Depuis qu’il a remporté les élections du 23 octobre 2011, le parti islamiste Ennahda outrepasse dangereusement ses pouvoirs. La démocratie tunisienne naissante est en danger de mort, s’alarme l’écrivain Taoufik Ben Brik.Ennahdha fait fi des lois de la république, même liberticides.

Les cas de crimes contre l’Etat et non de crimes d’Etat —acceptables à la limite— sont innombrables: affaire Kamel Ltaief (Ltaiefgate) ou l’écoute téléphonique illégale, affaire Sami El Féhri ou la cassation par le parquet d’un jugement de la cour de cassation qui relaxe l’accusé détenu arbitrairement, lynchage de Lotfi Naguedh sur la place publique.

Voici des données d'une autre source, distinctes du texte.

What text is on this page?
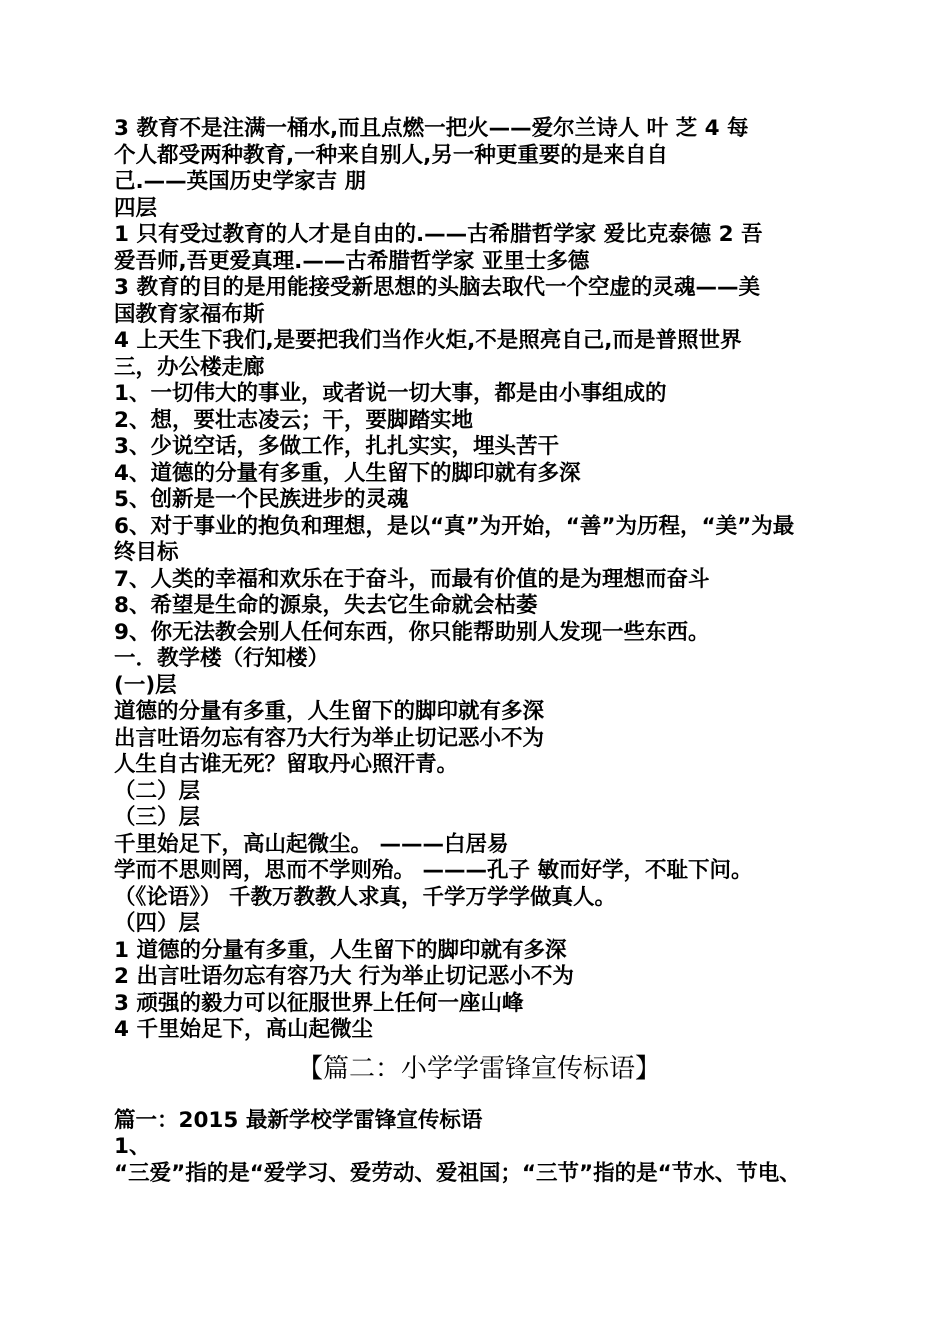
3 教育不是注满一桶水,而且点燃一把火——爱尔兰诗人 叶 芝 4 每
个人都受两种教育,一种来自别人,另一种更重要的是来自自
己.——英国历史学家吉 朋
四层
1 只有受过教育的人才是自由的.——古希腊哲学家 爱比克泰德 2 吾
爱吾师,吾更爱真理.——古希腊哲学家 亚里士多德
3 教育的目的是用能接受新思想的头脑去取代一个空虚的灵魂——美
国教育家福布斯
4 上天生下我们,是要把我们当作火炬,不是照亮自己,而是普照世界
三，办公楼走廊
1、一切伟大的事业，或者说一切大事，都是由小事组成的
2、想，要壮志凌云；干，要脚踏实地
3、少说空话，多做工作，扎扎实实，埋头苦干
4、道德的分量有多重，人生留下的脚印就有多深
5、创新是一个民族进步的灵魂
6、对于事业的抱负和理想，是以“真”为开始，“善”为历程，“美”为最
终目标
7、人类的幸福和欢乐在于奋斗，而最有价值的是为理想而奋斗
8、希望是生命的源泉，失去它生命就会枯萎
9、你无法教会别人任何东西，你只能帮助别人发现一些东西。
一．教学楼（行知楼）
(一)层
道德的分量有多重，人生留下的脚印就有多深
出言吐语勿忘有容乃大行为举止切记恶小不为
人生自古谁无死？留取丹心照汗青。
（二）层
（三）层
千里始足下，高山起微尘。 ———白居易
学而不思则罔，思而不学则殆。 ———孔子 敏而好学，不耻下问。
（《论语》） 千教万教教人求真，千学万学学做真人。
（四）层
1 道德的分量有多重，人生留下的脚印就有多深
2 出言吐语勿忘有容乃大 行为举止切记恶小不为
3 顽强的毅力可以征服世界上任何一座山峰
4 千里始足下，高山起微尘
【篇二：小学学雷锋宣传标语】
篇一：2015 最新学校学雷锋宣传标语
1、
“三爱”指的是“爱学习、爱劳动、爱祖国；“三节”指的是“节水、节电、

Permissivité accrue de la violence parallèle et des escadrons de la mort (salafistes, gardiens de la révolution, Association Ikbiss —serre la ceinture, association des Imams…).

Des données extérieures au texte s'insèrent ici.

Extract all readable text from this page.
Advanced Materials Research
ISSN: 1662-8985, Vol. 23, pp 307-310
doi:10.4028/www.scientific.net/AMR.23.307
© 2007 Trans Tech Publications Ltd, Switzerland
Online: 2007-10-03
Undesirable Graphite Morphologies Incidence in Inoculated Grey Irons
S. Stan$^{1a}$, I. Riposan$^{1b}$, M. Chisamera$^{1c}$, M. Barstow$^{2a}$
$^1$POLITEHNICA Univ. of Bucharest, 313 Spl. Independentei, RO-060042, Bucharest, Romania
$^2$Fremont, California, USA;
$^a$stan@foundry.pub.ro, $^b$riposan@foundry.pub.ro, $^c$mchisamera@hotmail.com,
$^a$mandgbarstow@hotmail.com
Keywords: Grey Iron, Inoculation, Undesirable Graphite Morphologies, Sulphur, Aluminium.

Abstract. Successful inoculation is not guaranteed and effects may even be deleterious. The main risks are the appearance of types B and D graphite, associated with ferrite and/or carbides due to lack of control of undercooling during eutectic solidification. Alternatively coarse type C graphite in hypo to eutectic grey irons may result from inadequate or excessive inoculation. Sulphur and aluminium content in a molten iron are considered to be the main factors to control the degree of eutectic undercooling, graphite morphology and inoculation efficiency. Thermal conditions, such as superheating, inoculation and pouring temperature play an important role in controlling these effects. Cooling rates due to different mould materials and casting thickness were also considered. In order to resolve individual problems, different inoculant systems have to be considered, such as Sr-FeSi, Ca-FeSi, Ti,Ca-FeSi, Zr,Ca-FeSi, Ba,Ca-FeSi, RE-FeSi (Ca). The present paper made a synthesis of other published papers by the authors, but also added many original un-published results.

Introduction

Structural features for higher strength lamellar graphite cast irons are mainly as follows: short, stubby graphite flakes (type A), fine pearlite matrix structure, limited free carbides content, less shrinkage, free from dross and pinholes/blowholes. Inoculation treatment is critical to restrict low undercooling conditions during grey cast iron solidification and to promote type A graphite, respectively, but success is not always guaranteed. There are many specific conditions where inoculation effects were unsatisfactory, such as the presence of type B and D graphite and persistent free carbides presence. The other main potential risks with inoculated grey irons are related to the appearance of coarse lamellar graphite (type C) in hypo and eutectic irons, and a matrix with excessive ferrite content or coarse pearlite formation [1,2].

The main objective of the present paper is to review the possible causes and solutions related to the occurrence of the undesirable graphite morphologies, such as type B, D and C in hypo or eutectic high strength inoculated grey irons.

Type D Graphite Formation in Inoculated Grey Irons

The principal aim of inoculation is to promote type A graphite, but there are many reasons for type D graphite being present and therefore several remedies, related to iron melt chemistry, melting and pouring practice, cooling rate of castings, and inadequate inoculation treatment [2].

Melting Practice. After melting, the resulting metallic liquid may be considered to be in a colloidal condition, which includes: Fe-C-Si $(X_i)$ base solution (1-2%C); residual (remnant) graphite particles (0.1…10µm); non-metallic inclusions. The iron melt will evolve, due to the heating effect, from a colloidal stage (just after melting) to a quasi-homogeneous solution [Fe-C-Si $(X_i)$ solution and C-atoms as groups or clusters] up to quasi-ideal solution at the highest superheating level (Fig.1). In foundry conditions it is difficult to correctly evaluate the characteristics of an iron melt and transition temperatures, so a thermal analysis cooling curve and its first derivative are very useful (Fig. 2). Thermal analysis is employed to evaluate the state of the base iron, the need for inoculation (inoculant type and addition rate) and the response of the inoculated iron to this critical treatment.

Tueries non justifiées de manifestants à Sousse, Douar Hicher et devant l’ambassade américaine, tirs à la chevrotine à Siliana, moudahamet, violations nocturnes et collectives de domiciles à Hay Al Milaha, Sidi Bouzid, Menzel Bouzaiene, El Omrane, El Fahs, Jerissa, Gabès, el Hancha.

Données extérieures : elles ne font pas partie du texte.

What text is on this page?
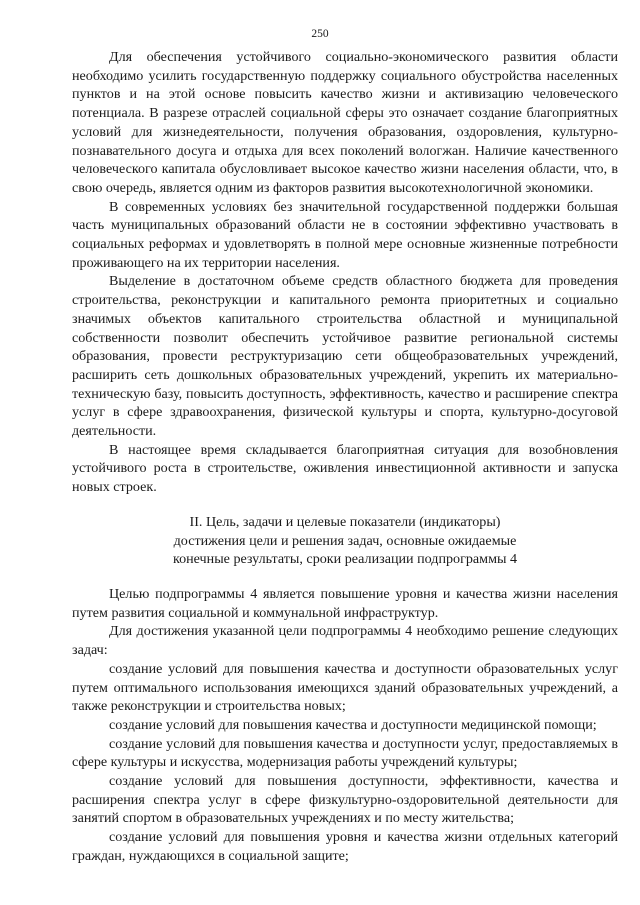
250

Для обеспечения устойчивого социально-экономического развития области необходимо усилить государственную поддержку социального обустройства населенных пунктов и на этой основе повысить качество жизни и активизацию человеческого потенциала. В разрезе отраслей социальной сферы это означает создание благоприятных условий для жизнедеятельности, получения образования, оздоровления, культурно-познавательного досуга и отдыха для всех поколений вологжан. Наличие качественного человеческого капитала обусловливает высокое качество жизни населения области, что, в свою очередь, является одним из факторов развития высокотехнологичной экономики.

В современных условиях без значительной государственной поддержки большая часть муниципальных образований области не в состоянии эффективно участвовать в социальных реформах и удовлетворять в полной мере основные жизненные потребности проживающего на их территории населения.

Выделение в достаточном объеме средств областного бюджета для проведения строительства, реконструкции и капитального ремонта приоритетных и социально значимых объектов капитального строительства областной и муниципальной собственности позволит обеспечить устойчивое развитие региональной системы образования, провести реструктуризацию сети общеобразовательных учреждений, расширить сеть дошкольных образовательных учреждений, укрепить их материально-техническую базу, повысить доступность, эффективность, качество и расширение спектра услуг в сфере здравоохранения, физической культуры и спорта, культурно-досуговой деятельности.

В настоящее время складывается благоприятная ситуация для возобновления устойчивого роста в строительстве, оживления инвестиционной активности и запуска новых строек.

II. Цель, задачи и целевые показатели (индикаторы)
достижения цели и решения задач, основные ожидаемые
конечные результаты, сроки реализации подпрограммы 4

Целью подпрограммы 4 является повышение уровня и качества жизни населения путем развития социальной и коммунальной инфраструктур.

Для достижения указанной цели подпрограммы 4 необходимо решение следующих задач:

создание условий для повышения качества и доступности образовательных услуг путем оптимального использования имеющихся зданий образовательных учреждений, а также реконструкции и строительства новых;

создание условий для повышения качества и доступности медицинской помощи;

создание условий для повышения качества и доступности услуг, предоставляемых в сфере культуры и искусства, модернизация работы учреждений культуры;

создание условий для повышения доступности, эффективности, качества и расширения спектра услуг в сфере физкультурно-оздоровительной деятельности для занятий спортом в образовательных учреждениях и по месту жительства;

создание условий для повышения уровня и качества жизни отдельных категорий граждан, нуждающихся в социальной защите;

Prises d’assaut des locaux de l’Union Générale des Travailleurs tunisiens (UGTT), sabotages des manifestations, meetings et réunions des partis adverses (Nidaâ Tounes, Front populaire, Al Massar, parti républicain…), passage à tabac, rapt et kidnappings, procès pipés, racket, corruption, soudoyement, manipulation, fabrication de faux complots politiques de désinformation tous azimuts,

Mainmise gargantuesque sur les rouages de l’administration et des pouvoirs de proximité (ministères régaliens ; justice, intérieur, affaires étrangères, gouvernorats, sous préfectures, ambassadeurs, direction des entreprises publiques, institut national des statistiques, médias privés et publics, universités, lycées, écoles).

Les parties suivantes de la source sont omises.